Here we go, again! Another agency [IMF] telling the DLP Administration that its much touted Medium-Term Fiscal Strategy does not go far enough in addressing the deep fiscal problems in the Barbados economy, and “corrective action” similar to 1991 is needed. Now that is scary!
With general elections looming, I do not expect the Government will see the importance of moving swiftly to implement tough corrective measures. If 1991 be our guide, under the DLP we saw eight per cent salary cut and massive layoffs in the public sector, unemployment spiking up to 24 per cent, and foreign reserves were critically low.
In 1990-91 ahead of the elections we were assured that economic policies were working and all was well with the economy.
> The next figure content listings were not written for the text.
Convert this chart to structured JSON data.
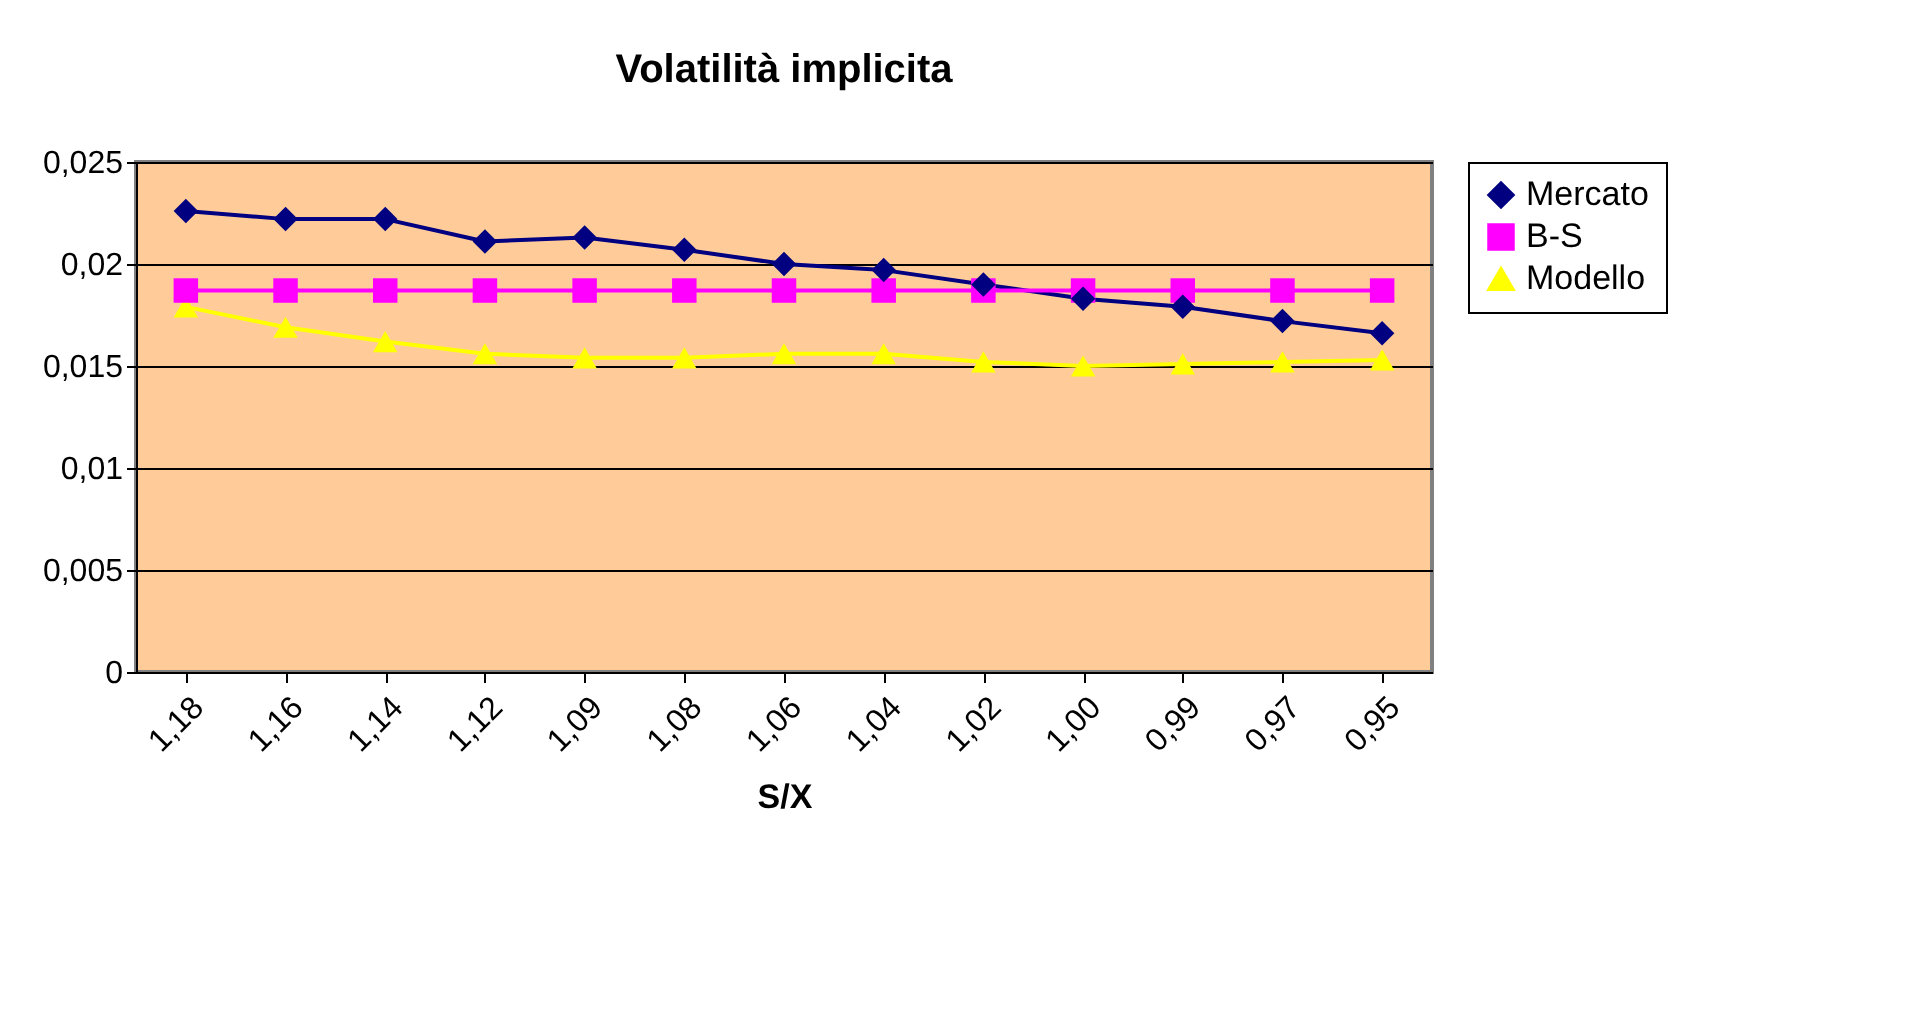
{
  "chart_data": {
    "type": "line",
    "title": "Volatilità implicita",
    "xlabel": "S/X",
    "categories": [
      "1,18",
      "1,16",
      "1,14",
      "1,12",
      "1,09",
      "1,08",
      "1,06",
      "1,04",
      "1,02",
      "1,00",
      "0,99",
      "0,97",
      "0,95"
    ],
    "series": [
      {
        "name": "Mercato",
        "color": "#000080",
        "marker": "diamond",
        "values": [
          0.0226,
          0.0222,
          0.0222,
          0.0211,
          0.0213,
          0.0207,
          0.02,
          0.0197,
          0.019,
          0.0183,
          0.0179,
          0.0172,
          0.0166
        ]
      },
      {
        "name": "B-S",
        "color": "#ff00ff",
        "marker": "square",
        "values": [
          0.0187,
          0.0187,
          0.0187,
          0.0187,
          0.0187,
          0.0187,
          0.0187,
          0.0187,
          0.0187,
          0.0187,
          0.0187,
          0.0187,
          0.0187
        ]
      },
      {
        "name": "Modello",
        "color": "#ffff00",
        "marker": "triangle",
        "values": [
          0.0179,
          0.0169,
          0.0162,
          0.0156,
          0.0154,
          0.0154,
          0.0156,
          0.0156,
          0.0152,
          0.015,
          0.0151,
          0.0152,
          0.0153
        ]
      }
    ],
    "ylim": [
      0,
      0.025
    ],
    "yticks": [
      {
        "value": 0,
        "label": "0"
      },
      {
        "value": 0.005,
        "label": "0,005"
      },
      {
        "value": 0.01,
        "label": "0,01"
      },
      {
        "value": 0.015,
        "label": "0,015"
      },
      {
        "value": 0.02,
        "label": "0,02"
      },
      {
        "value": 0.025,
        "label": "0,025"
      }
    ],
    "grid": "y",
    "legend": "right",
    "line_style": "solid"
  }
}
The electorate believed the DLP government of the day and easily returned them to office. Shortly thereafter we were in the clutches of the IMF Structural Adjustment Programme that brought tremendous hardship and the threat of devaluation of our currency.
Fast forward to 2012, just before another general election, with the DLP again in office and the language and rhetoric just as familiar as in 1991. The country has just been handed its first ever downgrade to junk bond status by Standard & Poor’s, personal savings are being eroded, and the NIS is being used as Government’s piggy bank.
Based on history alone, this Government cannot be trusted for us to accept that we will be more prosperous under their continued leadership. I shudder to think what 2013 will be like for Barbadians should the DLP be reelected for a second term.
We only need to ask ourselves if we are better off today than we were five years ago.